Rule 6 states, in relevant part, as follows:
Each child abuse and neglect proceeding shall be maintained on the circuit court’s
docket until permanent placement of the child has been achieved. The court
retains exclusive jurisdiction over placement of the child while the case is
pending, as well as over any subsequent requests for modification, including, but
not limited to, changes in permanent placement or visitation. . . .7
Because this Court previously found that the Circuit Court of Cabell County had jurisdiction to
proceed on the matters related to the children herein, and because our remand to the circuit court
contemplated further proceedings under Chapter 49 of the West Virginia Code, if warranted, we
find that Rule 6 grants the Circuit Court of Cabell County continuing jurisdiction over the
children. Accordingly, the question of whether the courts of Wayne County erred in transferring
the petition seeking visitation with the children is moot. We further note that consolidating any
matters involving issues of visitation with, or custody of, the subject children not only serves the
interests of judicial economy, but also furthers the children’s best interests by having all such
decisions made by the court that is most familiar with all the attendant circumstances. See
Kristopher O. v. Mazzone, 227 W.Va. 184, 192, 706 S.E.2d 381, 389 (2011) (“[T]he best
interests of the child is the polar star by which decisions must be made which affect children.”).

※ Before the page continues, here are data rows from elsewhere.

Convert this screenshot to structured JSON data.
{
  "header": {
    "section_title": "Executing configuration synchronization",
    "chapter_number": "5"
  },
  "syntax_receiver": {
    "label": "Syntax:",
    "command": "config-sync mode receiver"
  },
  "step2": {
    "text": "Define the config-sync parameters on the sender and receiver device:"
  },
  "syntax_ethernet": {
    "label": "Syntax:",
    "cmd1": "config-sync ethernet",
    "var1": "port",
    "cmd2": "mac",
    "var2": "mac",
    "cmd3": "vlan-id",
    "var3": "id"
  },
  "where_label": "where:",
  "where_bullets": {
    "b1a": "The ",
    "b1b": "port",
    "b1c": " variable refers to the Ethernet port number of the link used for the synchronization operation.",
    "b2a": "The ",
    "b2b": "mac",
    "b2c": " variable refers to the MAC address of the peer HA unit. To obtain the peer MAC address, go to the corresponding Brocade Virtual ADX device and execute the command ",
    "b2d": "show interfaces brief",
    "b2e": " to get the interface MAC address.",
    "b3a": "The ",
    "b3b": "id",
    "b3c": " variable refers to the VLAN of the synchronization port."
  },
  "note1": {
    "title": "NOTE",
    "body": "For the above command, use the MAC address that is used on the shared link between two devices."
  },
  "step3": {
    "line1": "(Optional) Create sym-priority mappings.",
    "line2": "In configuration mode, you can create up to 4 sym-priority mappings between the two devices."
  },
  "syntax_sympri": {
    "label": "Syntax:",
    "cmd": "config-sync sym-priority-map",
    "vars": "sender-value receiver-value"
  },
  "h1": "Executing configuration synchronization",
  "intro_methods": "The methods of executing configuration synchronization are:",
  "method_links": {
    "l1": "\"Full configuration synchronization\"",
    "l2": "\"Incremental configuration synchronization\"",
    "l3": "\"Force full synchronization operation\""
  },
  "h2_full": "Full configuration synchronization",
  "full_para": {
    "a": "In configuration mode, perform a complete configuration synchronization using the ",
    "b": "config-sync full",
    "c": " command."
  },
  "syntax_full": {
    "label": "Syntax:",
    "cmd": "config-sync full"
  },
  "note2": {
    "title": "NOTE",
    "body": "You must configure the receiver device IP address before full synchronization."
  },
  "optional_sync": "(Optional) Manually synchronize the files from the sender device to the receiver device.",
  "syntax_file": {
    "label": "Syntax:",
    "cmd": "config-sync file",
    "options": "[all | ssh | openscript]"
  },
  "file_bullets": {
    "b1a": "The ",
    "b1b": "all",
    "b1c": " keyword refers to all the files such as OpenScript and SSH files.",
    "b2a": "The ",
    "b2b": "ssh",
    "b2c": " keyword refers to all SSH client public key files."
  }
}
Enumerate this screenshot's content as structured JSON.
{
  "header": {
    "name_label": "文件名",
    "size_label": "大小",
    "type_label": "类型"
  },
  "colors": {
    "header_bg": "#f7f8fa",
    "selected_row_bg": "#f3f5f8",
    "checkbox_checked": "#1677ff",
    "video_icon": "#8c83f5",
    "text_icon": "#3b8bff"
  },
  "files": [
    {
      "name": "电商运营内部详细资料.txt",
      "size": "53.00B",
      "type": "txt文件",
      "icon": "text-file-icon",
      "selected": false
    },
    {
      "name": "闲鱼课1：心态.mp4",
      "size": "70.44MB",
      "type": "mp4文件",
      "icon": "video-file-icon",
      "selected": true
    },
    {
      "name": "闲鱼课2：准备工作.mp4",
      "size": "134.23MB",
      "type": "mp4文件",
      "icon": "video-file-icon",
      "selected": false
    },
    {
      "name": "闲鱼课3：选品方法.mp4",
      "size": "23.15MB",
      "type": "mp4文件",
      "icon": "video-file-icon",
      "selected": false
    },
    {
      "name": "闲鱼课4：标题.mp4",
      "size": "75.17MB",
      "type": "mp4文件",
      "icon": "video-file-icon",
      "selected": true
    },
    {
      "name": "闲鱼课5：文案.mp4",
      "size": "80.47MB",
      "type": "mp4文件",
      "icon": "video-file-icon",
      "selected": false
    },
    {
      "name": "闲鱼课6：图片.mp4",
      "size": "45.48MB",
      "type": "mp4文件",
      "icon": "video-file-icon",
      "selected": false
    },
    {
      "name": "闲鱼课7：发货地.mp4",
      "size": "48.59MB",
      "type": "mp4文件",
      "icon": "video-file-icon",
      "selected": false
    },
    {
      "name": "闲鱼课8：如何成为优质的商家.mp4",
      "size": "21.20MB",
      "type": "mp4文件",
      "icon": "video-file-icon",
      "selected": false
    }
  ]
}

For the foregoing reasons, we affirm.
7
Rule 6 goes on to list two scenarios in which the circuit court would not retain
jurisdiction over children that were the subject of abuse and neglect proceedings, neither of
which are applicable herein.
5
Affirmed.
ISSUED: June 15, 2018
CONCURRED IN BY:
Chief Justice Margaret L. Workman
Justice Robin Jean Davis
Justice Menis E. Ketchum
Justice Elizabeth D. Walker
Justice Allen H. Loughry II, suspended and therefore not participating.